Quando, per l’avanzata sull’Aspromonte dei garibaldini fermati dall’esercito italiano, nel 1862 fu dichiarato lo stato d’assedio nell’Italia meridionale, la repressione arbitraria divenne regola e la vita dei contadini armati cominciò a valere ancor più poco. Una situazione accettata e incoraggiata dalle classi dirigenti che ricoprivano cariche pubbliche al Sud. Come il prefetto di Salerno, Vittorio Zoppi piemontese della provincia di Alessandria, che subito dopo lo scontro all’Aspromonte scriveva: “Coi mezzi legali non si otterrà mai nulla, vi è troppa corruzione nelle masse, troppa fiacchezza nei tribunali e troppa gente di mal’affare. Le garanzie costituzionali disgraziatamente non giovano qui che alla gente di mal’affare. La convinzione che qui abbisognano mezzi eccezionali è così profonda in me e nella onesta gente del paese”. Delle stesse convinzioni erano molti altri prefetti del Sud, come Nicola De Luca ad Avellino.
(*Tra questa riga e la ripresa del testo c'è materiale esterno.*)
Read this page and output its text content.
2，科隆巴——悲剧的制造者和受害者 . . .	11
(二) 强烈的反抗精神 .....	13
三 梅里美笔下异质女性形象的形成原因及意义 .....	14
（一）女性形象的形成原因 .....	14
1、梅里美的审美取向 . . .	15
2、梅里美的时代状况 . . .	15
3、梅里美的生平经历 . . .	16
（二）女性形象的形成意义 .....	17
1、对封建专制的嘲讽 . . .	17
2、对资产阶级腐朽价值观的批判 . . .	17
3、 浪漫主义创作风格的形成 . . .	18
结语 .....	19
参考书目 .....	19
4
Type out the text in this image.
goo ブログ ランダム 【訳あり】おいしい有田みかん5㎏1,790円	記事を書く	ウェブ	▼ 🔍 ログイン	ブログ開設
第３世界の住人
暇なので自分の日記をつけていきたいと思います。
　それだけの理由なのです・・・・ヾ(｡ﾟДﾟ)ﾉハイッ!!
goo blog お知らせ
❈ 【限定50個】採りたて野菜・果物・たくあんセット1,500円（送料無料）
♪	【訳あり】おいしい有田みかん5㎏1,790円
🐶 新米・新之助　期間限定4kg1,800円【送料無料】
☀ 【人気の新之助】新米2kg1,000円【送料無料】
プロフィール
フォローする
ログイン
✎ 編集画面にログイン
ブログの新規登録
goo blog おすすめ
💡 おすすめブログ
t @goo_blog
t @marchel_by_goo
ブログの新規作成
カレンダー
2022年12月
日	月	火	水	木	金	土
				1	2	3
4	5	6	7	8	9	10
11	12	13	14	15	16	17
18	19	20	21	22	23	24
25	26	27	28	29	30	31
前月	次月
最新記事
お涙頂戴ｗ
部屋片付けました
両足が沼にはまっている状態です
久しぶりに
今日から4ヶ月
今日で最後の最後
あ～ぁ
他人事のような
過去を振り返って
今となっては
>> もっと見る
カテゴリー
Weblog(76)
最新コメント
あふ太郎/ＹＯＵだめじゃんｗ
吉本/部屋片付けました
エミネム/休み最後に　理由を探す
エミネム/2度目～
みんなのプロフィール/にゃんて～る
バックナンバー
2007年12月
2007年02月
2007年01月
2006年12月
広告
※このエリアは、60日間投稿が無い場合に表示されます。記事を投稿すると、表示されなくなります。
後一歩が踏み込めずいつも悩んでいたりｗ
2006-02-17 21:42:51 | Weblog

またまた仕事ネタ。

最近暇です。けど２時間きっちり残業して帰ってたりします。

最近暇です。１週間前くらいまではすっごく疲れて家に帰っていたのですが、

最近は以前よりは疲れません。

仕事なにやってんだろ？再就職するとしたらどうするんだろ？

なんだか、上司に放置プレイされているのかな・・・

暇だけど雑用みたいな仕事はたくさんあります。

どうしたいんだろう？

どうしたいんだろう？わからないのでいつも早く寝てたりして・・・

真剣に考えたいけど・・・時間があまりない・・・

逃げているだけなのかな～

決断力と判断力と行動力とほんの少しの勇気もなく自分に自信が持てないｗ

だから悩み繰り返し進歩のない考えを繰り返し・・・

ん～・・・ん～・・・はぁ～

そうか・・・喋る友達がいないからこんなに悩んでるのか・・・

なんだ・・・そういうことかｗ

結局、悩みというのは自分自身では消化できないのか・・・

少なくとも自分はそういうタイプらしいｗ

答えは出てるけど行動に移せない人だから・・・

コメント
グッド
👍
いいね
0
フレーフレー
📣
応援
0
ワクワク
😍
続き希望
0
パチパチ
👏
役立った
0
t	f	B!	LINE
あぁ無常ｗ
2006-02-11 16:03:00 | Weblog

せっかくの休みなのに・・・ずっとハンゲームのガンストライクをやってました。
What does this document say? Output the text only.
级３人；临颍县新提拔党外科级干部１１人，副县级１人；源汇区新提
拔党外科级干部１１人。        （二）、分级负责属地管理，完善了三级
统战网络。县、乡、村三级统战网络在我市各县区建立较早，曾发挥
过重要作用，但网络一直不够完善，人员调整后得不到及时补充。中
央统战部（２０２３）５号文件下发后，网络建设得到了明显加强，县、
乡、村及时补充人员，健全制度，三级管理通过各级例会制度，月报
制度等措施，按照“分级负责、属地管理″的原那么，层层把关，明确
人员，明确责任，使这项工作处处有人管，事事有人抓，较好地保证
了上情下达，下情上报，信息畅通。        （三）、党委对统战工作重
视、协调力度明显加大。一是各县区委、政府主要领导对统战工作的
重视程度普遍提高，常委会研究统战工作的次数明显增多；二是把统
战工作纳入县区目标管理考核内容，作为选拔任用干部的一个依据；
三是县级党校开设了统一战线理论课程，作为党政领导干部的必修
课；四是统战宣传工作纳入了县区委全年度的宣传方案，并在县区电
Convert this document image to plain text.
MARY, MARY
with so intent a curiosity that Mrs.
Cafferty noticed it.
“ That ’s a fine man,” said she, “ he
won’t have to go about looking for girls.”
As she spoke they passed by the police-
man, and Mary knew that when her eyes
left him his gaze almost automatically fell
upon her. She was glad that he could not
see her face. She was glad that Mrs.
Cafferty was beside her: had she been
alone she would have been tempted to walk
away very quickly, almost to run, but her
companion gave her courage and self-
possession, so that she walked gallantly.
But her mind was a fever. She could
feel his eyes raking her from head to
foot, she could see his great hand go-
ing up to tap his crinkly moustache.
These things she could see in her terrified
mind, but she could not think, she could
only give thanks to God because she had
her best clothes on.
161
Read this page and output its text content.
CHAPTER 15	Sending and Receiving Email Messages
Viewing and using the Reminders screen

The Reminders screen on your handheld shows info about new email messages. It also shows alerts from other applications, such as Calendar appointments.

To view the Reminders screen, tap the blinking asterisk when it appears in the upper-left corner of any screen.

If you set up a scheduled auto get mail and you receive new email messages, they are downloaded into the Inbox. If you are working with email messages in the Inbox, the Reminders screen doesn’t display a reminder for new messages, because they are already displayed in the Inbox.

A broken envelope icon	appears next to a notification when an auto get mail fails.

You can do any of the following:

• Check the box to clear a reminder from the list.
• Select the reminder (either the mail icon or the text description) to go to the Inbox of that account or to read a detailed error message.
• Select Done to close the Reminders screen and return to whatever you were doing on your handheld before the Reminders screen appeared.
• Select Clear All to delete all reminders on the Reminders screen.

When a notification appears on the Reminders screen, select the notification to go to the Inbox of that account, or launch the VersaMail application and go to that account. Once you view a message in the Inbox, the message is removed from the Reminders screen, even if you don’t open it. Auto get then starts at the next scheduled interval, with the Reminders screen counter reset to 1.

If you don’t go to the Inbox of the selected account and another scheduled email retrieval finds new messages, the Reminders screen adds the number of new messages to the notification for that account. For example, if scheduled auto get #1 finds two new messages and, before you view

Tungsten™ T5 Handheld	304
Quei metodi repressivi, in violazione dei limiti costituzionali, lasciavano i poveri diavoli del Sud in balia dell’umore dei militari, che non dovevano dar conto alla magistratura civile. Nel suo diario sugli anni 1860 – 1861, il suddiacono Nicola Nola di Venafro nel Molise ricorda molte fucilazioni a freddo che sembravano veri e propri rastrellamenti di tempi recenti. Come il 23 luglio 1861 quando, dopo una spiata, furono arrestati “tre briganti di Letino da molti soldati piemontesi”. Consegnarono le armi senza alcuna resistenza, poi, “senza giudizio, senza avvisarli, senza dargli gli ultimi conforti della propria religione che non si negano neppure ai Maumettani, furono accompagnati da una ventina e più di soldati, senza dirgli niente, presero la strada che porta a Napoli”. Superata la zona di Pontenuovo, ai tre indifesi e impauriti fu ordinato di dirigersi in una stradina isolata sulla destra. I tre capirono e tentarono una resistenza senza speranza. Furono picchiati con violenza e costretti a prendere il sentiero indicato. Andavano alla morte, nel silenzio, senza difesa, senza poterlo urlare. “Quando giunsero poco distante dalla strada, e propriamente sul terreno dello Speziale Atella, i piemontesi fecero un fuoco di fila, colpi che lugubremente rimbombarono per la città e pei monti.” Uno cercò di ripararsi il volto, ma le fucilate gli trafissero la mano. Morirono tutti e i soldati “a sangue freddo, come se niente fosse stato, se ne tornarono al Quartiere, lasciando i cadaveri nel luogo dove caddero, al pasto di cani e uccelli”. Una vera e propria esecuzione a freddo. Scene in presa diretta, testimonianza di chi visse quei giorni e appuntò ogni cosa sul suo diario non destinato alla pubblicazione, scovato dai pronipoti nell’archivio di famiglia. Il Sud come un grande Far West, una prateria dell’arbitrio di uno Stato conquistatore e prevaricatore.
Gigi Di Fiore Briganti, Utet Edizioni, pag. 22, 23.